The tides have changed on resiliency of building applications that reside in the cloud. We were told for years that "Be Multi-Availability Zone" was the means to have resilient cloud apps. But, the outages that have hit every major Cloud Service Provider ("CSP") recently show that it isn't always a strategy if your aim is extremely high availablity.
So, we need to think bigger. But, this comes at increased cost and increased complexity. The fact is, there just aren't a whole lot of organizations doing multi-region deployments—let alone ones talking about it. This series hopes to assist in filling that gap.
We decided to author a series of blog posts on how to build resilient cloud applications that can span multiple regions in AWS, specifically AWS GovCloud. Our goal here is uptime to both push data to and retrieve data from a cloud application. This series will touch on several things which we are focusing on, building Web Apps and Web APIs that process data.
Most of our applications use several AWS core technologies (listed below). We have made a concerted effort to migrate to pure Platform as a Service ("PaaS") where we can. We want to avoid IaaS totally, as it requires additional management of resources. We can't tell you how all of this will work with Lift and Shift, as our engineering is centered around using cloud native services.

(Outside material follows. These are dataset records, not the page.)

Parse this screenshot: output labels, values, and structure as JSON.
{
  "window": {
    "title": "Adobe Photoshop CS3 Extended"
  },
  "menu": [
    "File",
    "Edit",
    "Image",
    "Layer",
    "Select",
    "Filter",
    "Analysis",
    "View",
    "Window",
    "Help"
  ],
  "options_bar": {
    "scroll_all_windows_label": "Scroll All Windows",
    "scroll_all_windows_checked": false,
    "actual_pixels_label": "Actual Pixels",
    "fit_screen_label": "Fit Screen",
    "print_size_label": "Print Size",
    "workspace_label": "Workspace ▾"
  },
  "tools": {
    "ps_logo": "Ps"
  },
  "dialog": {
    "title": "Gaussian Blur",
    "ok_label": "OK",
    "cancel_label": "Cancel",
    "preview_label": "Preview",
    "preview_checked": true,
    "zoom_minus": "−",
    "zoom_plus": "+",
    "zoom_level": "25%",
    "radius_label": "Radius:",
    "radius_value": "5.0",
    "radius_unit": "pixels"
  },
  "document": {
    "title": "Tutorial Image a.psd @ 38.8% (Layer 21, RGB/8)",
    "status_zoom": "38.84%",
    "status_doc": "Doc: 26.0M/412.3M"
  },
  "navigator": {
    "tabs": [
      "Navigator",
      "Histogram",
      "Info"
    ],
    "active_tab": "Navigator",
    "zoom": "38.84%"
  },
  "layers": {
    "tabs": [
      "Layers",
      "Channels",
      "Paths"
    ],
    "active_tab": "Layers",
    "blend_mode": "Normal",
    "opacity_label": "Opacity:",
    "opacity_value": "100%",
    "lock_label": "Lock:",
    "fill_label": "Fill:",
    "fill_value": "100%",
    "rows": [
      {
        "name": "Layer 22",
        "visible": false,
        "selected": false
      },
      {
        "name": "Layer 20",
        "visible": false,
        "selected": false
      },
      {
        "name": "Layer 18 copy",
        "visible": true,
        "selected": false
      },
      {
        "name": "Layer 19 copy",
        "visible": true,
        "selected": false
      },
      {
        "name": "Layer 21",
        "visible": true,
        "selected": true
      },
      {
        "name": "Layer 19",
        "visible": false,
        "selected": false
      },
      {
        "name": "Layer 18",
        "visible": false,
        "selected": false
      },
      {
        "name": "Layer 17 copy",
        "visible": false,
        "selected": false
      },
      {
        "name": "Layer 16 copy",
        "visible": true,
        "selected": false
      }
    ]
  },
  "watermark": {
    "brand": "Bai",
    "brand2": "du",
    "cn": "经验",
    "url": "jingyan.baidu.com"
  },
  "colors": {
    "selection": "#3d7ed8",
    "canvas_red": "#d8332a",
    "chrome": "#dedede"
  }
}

The goal for us and the reason for the cloud is, let someone else do the hard work. For our cloud based solutions, we do not use Kubernetes ("k8s"), at all. We find the overhead to be too cumbersome when we can allow AWS to do all the management for us. When we cut over to edge computing k8s becomes a viable solution.
At a high level, we use the following services to build and deliver applications:
- AWS Lambda and/or AWS ECS Fargate for compute
- AWS DynamoDB for data storage (Global Tables)
- AWS S3 for object storage
- AWS Kinesis + AWS S3 for long term logging of applications to comply with DoD SRG and FedRAMP logging
Now, there are a lot of applications that may need to use more services. Things like Athena or QuickSite maybe necessary, but we consider (at least for the solutions we are building) for those to be ancillary services to the core applications. For instance, in these applications if you can't get to QuickSite to visualize some data for an hour—its not that big of a deal (at least for this solution). But, if you can't log data from the field real time, that is a big deal.